“There are other steamers than the one in which she has crossed,” returned Raby, with a smile. “I suppose she means to write to you?”

“Oh, yes, she will write from every place—she has promised me long letters, and of course Mrs. Norton will hear from Miss Campion; do you really mean to follow her, Mr. Ferrers?”

“Yes; and to the world’s end if it be necessary. I have a strong will, and even blindness will not hinder me. Tell me how did she seem last night; did she leave cheerfully?”

“Well, no, Crystal puzzled us all night,” returned Fern, quickly; “she went out to bid good-bye to her pupils, and Percy waylaid her, as usual, but she got rid of him somehow; but she was out a long time, and she would not give us any reason; but when she came back her eyes were swelled, and she had a dreadful headache, and yet she said Percy had nothing to do with it.”

A sudden, wild idea flashed into Raby’s mind. “How was she dressed, Miss Trafford—I mean what colored gown did she wear?”

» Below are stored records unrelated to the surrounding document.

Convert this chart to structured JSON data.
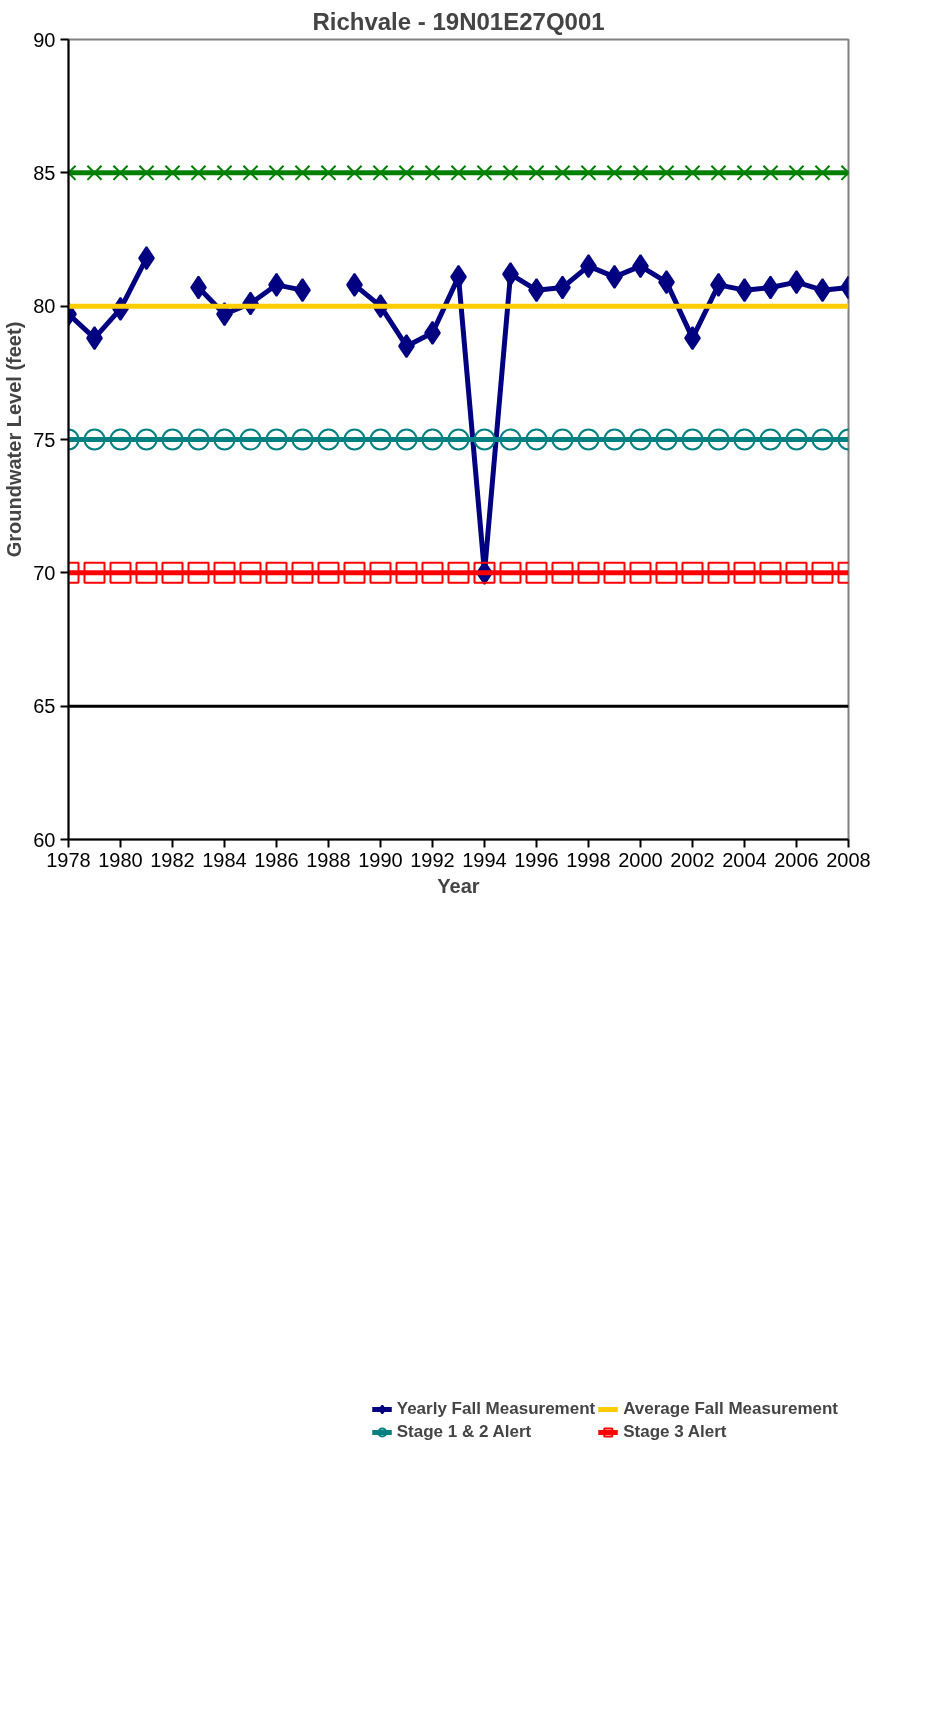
{
  "chart_data": {
    "type": "line",
    "title": "Richvale - 19N01E27Q001",
    "xlabel": "Year",
    "ylabel": "Groundwater Level (feet)",
    "x": [
      1978,
      1979,
      1980,
      1981,
      1982,
      1983,
      1984,
      1985,
      1986,
      1987,
      1988,
      1989,
      1990,
      1991,
      1992,
      1993,
      1994,
      1995,
      1996,
      1997,
      1998,
      1999,
      2000,
      2001,
      2002,
      2003,
      2004,
      2005,
      2006,
      2007,
      2008
    ],
    "series": [
      {
        "name": "Yearly Fall Measurement",
        "color": "#000080",
        "marker": "diamond",
        "values": [
          79.7,
          78.8,
          79.9,
          81.8,
          null,
          80.7,
          79.7,
          80.1,
          80.8,
          80.6,
          null,
          80.8,
          80.0,
          78.5,
          79.0,
          81.1,
          70.0,
          81.2,
          80.6,
          80.7,
          81.5,
          81.1,
          81.5,
          80.9,
          78.8,
          80.8,
          80.6,
          80.7,
          80.9,
          80.6,
          80.7
        ]
      },
      {
        "name": "Stage 1 & 2 Alert",
        "color": "#008080",
        "marker": "circle",
        "values": [
          75,
          75,
          75,
          75,
          75,
          75,
          75,
          75,
          75,
          75,
          75,
          75,
          75,
          75,
          75,
          75,
          75,
          75,
          75,
          75,
          75,
          75,
          75,
          75,
          75,
          75,
          75,
          75,
          75,
          75,
          75
        ]
      },
      {
        "name": "Average Fall Measurement",
        "color": "#ffcc00",
        "marker": "none",
        "values": [
          80,
          80,
          80,
          80,
          80,
          80,
          80,
          80,
          80,
          80,
          80,
          80,
          80,
          80,
          80,
          80,
          80,
          80,
          80,
          80,
          80,
          80,
          80,
          80,
          80,
          80,
          80,
          80,
          80,
          80,
          80
        ]
      },
      {
        "name": "Stage 3 Alert",
        "color": "#ff0000",
        "marker": "square",
        "values": [
          70,
          70,
          70,
          70,
          70,
          70,
          70,
          70,
          70,
          70,
          70,
          70,
          70,
          70,
          70,
          70,
          70,
          70,
          70,
          70,
          70,
          70,
          70,
          70,
          70,
          70,
          70,
          70,
          70,
          70,
          70
        ]
      },
      {
        "color": "#008000",
        "marker": "cross",
        "values": [
          85,
          85,
          85,
          85,
          85,
          85,
          85,
          85,
          85,
          85,
          85,
          85,
          85,
          85,
          85,
          85,
          85,
          85,
          85,
          85,
          85,
          85,
          85,
          85,
          85,
          85,
          85,
          85,
          85,
          85,
          85
        ]
      }
    ],
    "ref_lines": [
      {
        "axis": "y",
        "value": 65,
        "color": "#000000"
      }
    ],
    "xlim": [
      1978,
      2008
    ],
    "xticks": [
      1978,
      1980,
      1982,
      1984,
      1986,
      1988,
      1990,
      1992,
      1994,
      1996,
      1998,
      2000,
      2002,
      2004,
      2006,
      2008
    ],
    "ylim": [
      60,
      90
    ],
    "yticks": [
      60,
      65,
      70,
      75,
      80,
      85,
      90
    ],
    "grid": false,
    "legend": "bottom"
  }
}
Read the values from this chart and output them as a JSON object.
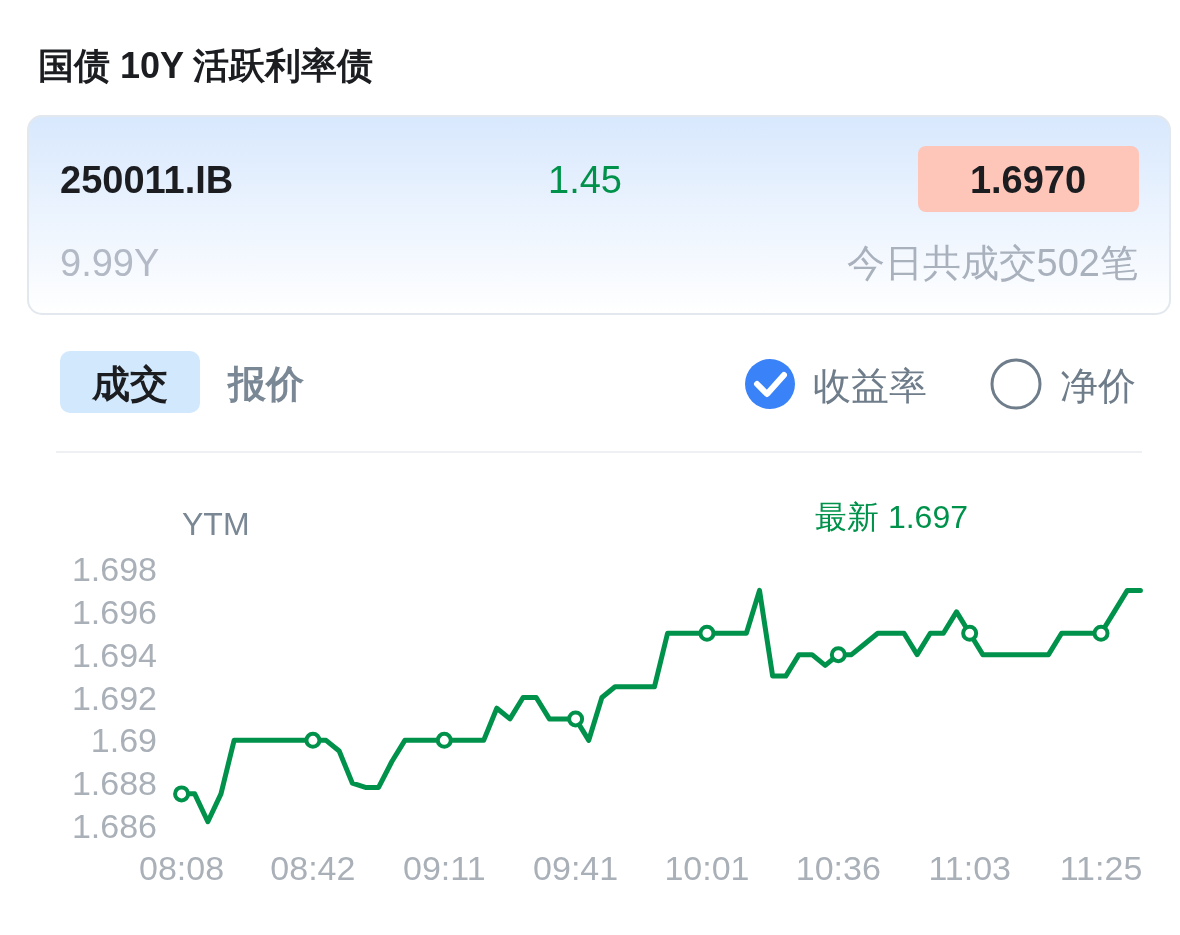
{
  "chart_data": {
    "type": "line",
    "title": "国债 10Y 活跃利率债",
    "ylabel": "YTM",
    "annotations": [
      "250011.IB",
      "1.45",
      "1.6970",
      "9.99Y",
      "今日共成交502笔",
      "成交",
      "报价",
      "收益率",
      "净价",
      "最新 1.697"
    ],
    "categories": [
      "08:08",
      null,
      null,
      null,
      null,
      null,
      null,
      null,
      null,
      null,
      "08:42",
      null,
      null,
      null,
      null,
      null,
      null,
      null,
      null,
      null,
      "09:11",
      null,
      null,
      null,
      null,
      null,
      null,
      null,
      null,
      null,
      "09:41",
      null,
      null,
      null,
      null,
      null,
      null,
      null,
      null,
      null,
      "10:01",
      null,
      null,
      null,
      null,
      null,
      null,
      null,
      null,
      null,
      "10:36",
      null,
      null,
      null,
      null,
      null,
      null,
      null,
      null,
      null,
      "11:03",
      null,
      null,
      null,
      null,
      null,
      null,
      null,
      null,
      null,
      "11:25",
      null,
      null,
      null
    ],
    "series": [
      {
        "color": "#00924b",
        "values": [
          1.6875,
          1.6875,
          1.6862,
          1.6875,
          1.69,
          1.69,
          1.69,
          1.69,
          1.69,
          1.69,
          1.69,
          1.69,
          1.6895,
          1.688,
          1.6878,
          1.6878,
          1.689,
          1.69,
          1.69,
          1.69,
          1.69,
          1.69,
          1.69,
          1.69,
          1.6915,
          1.691,
          1.692,
          1.692,
          1.691,
          1.691,
          1.691,
          1.69,
          1.692,
          1.6925,
          1.6925,
          1.6925,
          1.6925,
          1.695,
          1.695,
          1.695,
          1.695,
          1.695,
          1.695,
          1.695,
          1.697,
          1.693,
          1.693,
          1.694,
          1.694,
          1.6935,
          1.694,
          1.694,
          1.6945,
          1.695,
          1.695,
          1.695,
          1.694,
          1.695,
          1.695,
          1.696,
          1.695,
          1.694,
          1.694,
          1.694,
          1.694,
          1.694,
          1.694,
          1.695,
          1.695,
          1.695,
          1.695,
          1.696,
          1.697,
          1.697
        ]
      },
      {
        "type": "scatter",
        "color": "#00924b",
        "marker": "circle",
        "x": [
          "08:08",
          "08:42",
          "09:11",
          "09:41",
          "10:01",
          "10:36",
          "11:03",
          "11:25"
        ],
        "values": [
          1.6875,
          1.69,
          1.69,
          1.691,
          1.695,
          1.694,
          1.695,
          1.695
        ]
      }
    ],
    "ylim": [
      1.686,
      1.698
    ],
    "yticks": [
      1.686,
      1.688,
      {
        "value": 1.69,
        "label": "1.69"
      },
      1.692,
      1.694,
      1.696,
      1.698
    ],
    "line_style": "solid",
    "grid": false
  }
}
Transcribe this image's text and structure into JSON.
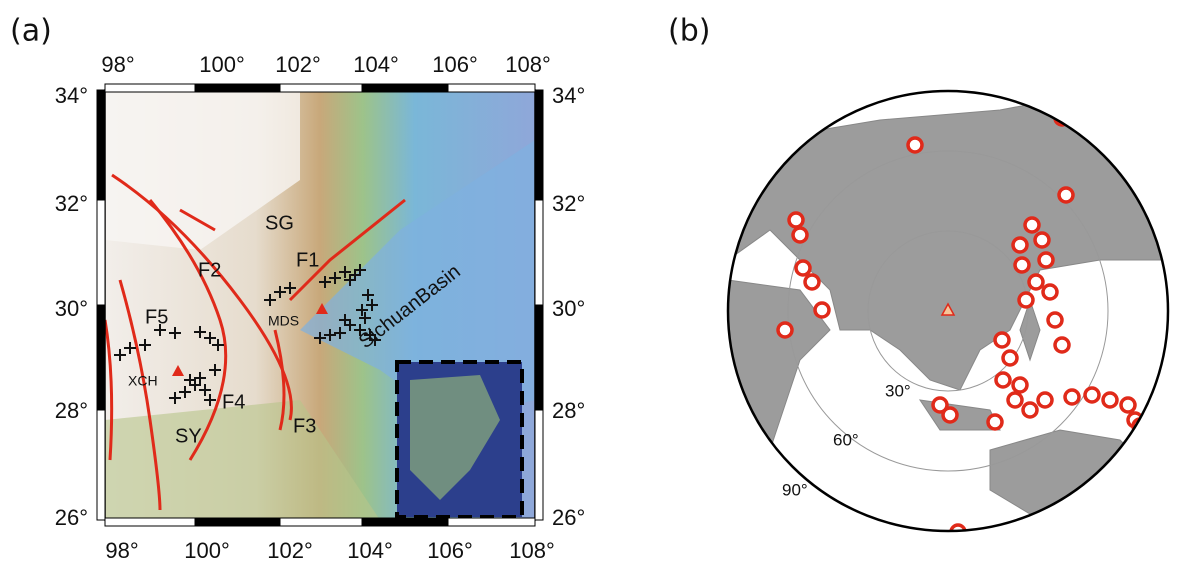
{
  "panel_a": {
    "label": "(a)",
    "lon_labels_top": [
      "98°",
      "100°",
      "102°",
      "104°",
      "106°",
      "108°"
    ],
    "lon_labels_bottom": [
      "98°",
      "100°",
      "102°",
      "104°",
      "106°",
      "108°"
    ],
    "lat_labels_left": [
      "34°",
      "32°",
      "30°",
      "28°",
      "26°"
    ],
    "lat_labels_right": [
      "34°",
      "32°",
      "30°",
      "28°",
      "26°"
    ],
    "map_labels": [
      "SG",
      "F1",
      "F2",
      "F3",
      "F4",
      "F5",
      "SY",
      "XCH",
      "MDS",
      "SichuanBasin"
    ]
  },
  "panel_b": {
    "label": "(b)",
    "ring_labels": [
      "30°",
      "60°",
      "90°"
    ]
  }
}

Fern seemed surprised at the question. “Oh, her old brown gown—she was all in brown, I think;” but she did not understand why Mr. Ferrers seemed so strangely agitated at her answer.

“The tall young lady in brown, who seemed to notice you wanted help;” he remembered those words of Miss Merriman. Good Heavens! it must have been she; it must have been her little hand that guided him so gently; oh, his miserable blindness. Of course she had seen this Percy Trafford, and he had told her all about the guest they expected, and she had come to the station just to see him once again.

But he would not speak of this to Fern; his darling’s secret should be kept by him; he would hide these sweet proofs of her love and devotion in his own breast. Fern wondered why the miserable, harassed look left his face. He looked quite young—a different man—as he bade her good-bye; his shoulders were no longer stooping, his head was erect.

“Good-bye, Miss Trafford,” he said. “I shall come and see you and your mother again before I leave. I shall go back to Sandycliffe next week, and set my house in order, and talk to my sister. I do not doubt for a moment that she will offer to accompany me. I shall not come back until I bring Crystal with me.” And Fern quite believed him. There were restless sleepers that night in Belgrave House. Raby was revolving his plans and wondering what Margaret would say; and on the other side of the wall Erle tossed, wakeful and wretched, knowing that his fate was sealed, and that Evelyn Selby and not Fern Trafford was to be his future wife. And now, as he lay in the darkness, he told himself that in spite of her goodness and beauty he could never love her as he loved Fern. He knew it at the moment he asked her to marry him, and when she put her hand in his and told him frankly that he had long won her heart.

“You are too much a gentleman to treat a woman badly,” Mr. Huntingdon had said to him, well knowing the softness and generosity of Erle’s nature; and yet, was he not treating Fern badly?